EU fiscal reform means Belgium must cut budget by €30 billion

EU fiscal reform means Belgium must cut budget by €30 billion
European Council and Council of the European Union, Brussels

A reform of EU fiscal rules agreed by European Finance Ministers on Wednesday could force Belgium to implement budget cuts totalling €30 billion over the next four years.

The current rules – which were suspended during the pandemic and energy crisis but are set to re-enter into force next year – require EU Member States to maintain budget deficit and debt levels of 3% and 60% of annual GDP respectively.

Belgium's deficit and debt levels are well above these thresholds, at 4.9% and 106.3% respectively.

The agreed reforms maintain the 3% and 60% limits but also introduce further stringent requirements for countries which exceed them.

In particular, Member States with debt levels above 90% of GDP will be required to reduce their debt by at least 1% of GDP each year.

Furthermore, non-fiscally compliant countries must propose a four-year plan to the European Commission showing how their deficit and debt levels are "on a plausibly downward trajectory." (The plan's duration can be extended to seven years under certain conditions.)
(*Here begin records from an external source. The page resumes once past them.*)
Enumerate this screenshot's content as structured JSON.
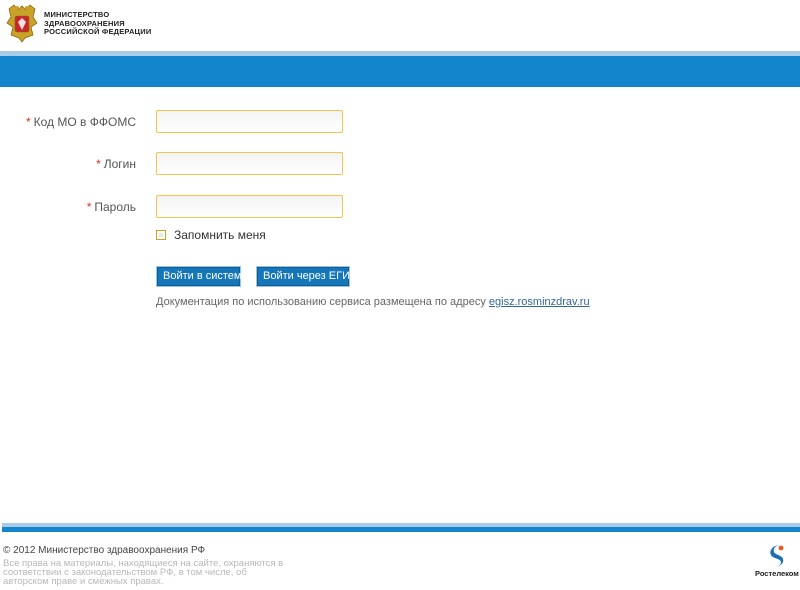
{
  "header": {
    "ministry_line1": "МИНИСТЕРСТВО",
    "ministry_line2": "ЗДРАВООХРАНЕНИЯ",
    "ministry_line3": "РОССИЙСКОЙ ФЕДЕРАЦИИ",
    "emblem_icon": "coat-of-arms-icon"
  },
  "form": {
    "required_mark": "*",
    "fields": [
      {
        "label": "Код МО в ФФОМС",
        "value": "",
        "placeholder": ""
      },
      {
        "label": "Логин",
        "value": "",
        "placeholder": ""
      },
      {
        "label": "Пароль",
        "value": "",
        "placeholder": ""
      }
    ],
    "remember_label": "Запомнить меня",
    "remember_checked": false,
    "login_button": "Войти в систему",
    "egis_button": "Войти через ЕГИС",
    "doc_text": "Документация по использованию сервиса размещена по адресу",
    "doc_link": "egisz.rosminzdrav.ru"
  },
  "footer": {
    "copyright": "© 2012 Министерство здравоохранения РФ",
    "rights_line1": "Все права на материалы, находящиеся на сайте, охраняются в",
    "rights_line2": "соответствии с законодательством РФ, в том числе, об",
    "rights_line3": "авторском праве и смежных правах.",
    "rt_name": "Ростелеком",
    "rt_icon": "rostelecom-logo-icon"
  },
  "colors": {
    "brand_blue": "#1385cc",
    "light_blue": "#a9cbe8",
    "input_border": "#f0c550",
    "required": "#e0301e"
  }
}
Spanish Economy Minister and future European Investment Bank chief Nadia Calviño said in a statement that the reformed rules would "ensure balanced and sustainable public finances and the protection of investment, growth and job creation throughout the EU."

Spanish Economy Minister Nadia Calviño. Credit: EP Photo

"We are convinced that the new rules will be effective, support the EU's objectives and dramatically improve our existing framework," she added.

According to estimates published by L'Echo and De Tijd, the reforms imply that Belgium will likely have to cut its annual budget by €7 billion – or approximately 1.25% of GDP – over the next four years.

"The absence of budgetary discipline in recent years makes the restructuring of Belgian public finances imposed by Europe extra difficult," wrote De Tijd columnist Stefaan Michielsen. He added that Belgium's heavy public spending to protect households and businesses during the Covid-19 pandemic and energy crisis was "insufficiently selective and lasted too long."

Michielsen further suggested that the next Belgian Government, which will assume power after the 2024 elections, will find it especially difficult to address Belgium's "major" long-term fiscal challenges, including soaring pension costs and climate change-related expenditures.

"The coming government will have an extra hard time because policymakers have not been sufficiently disciplined with public finances in recent years," he wrote.

'A fundamentally bad proposal'

By contrast, workers' groups focused much of their ire on the reforms themselves, rather than Member States' alleged fiscal profligacy.

"This deal is bad news for millions of working people struggling with the cost of living," said European Trade Union Confederation General Secretary Esther Lynch.

In her view, the "fundamentally bad proposal" would "leave Europe chasing savings at a time when we need to be increasing public investment to achieve a just transition to a green and digital economy."

"Europe needs fiscal rules which put the wellbeing of people ahead of arbitrary limits based on discredited ideology from the 1980s."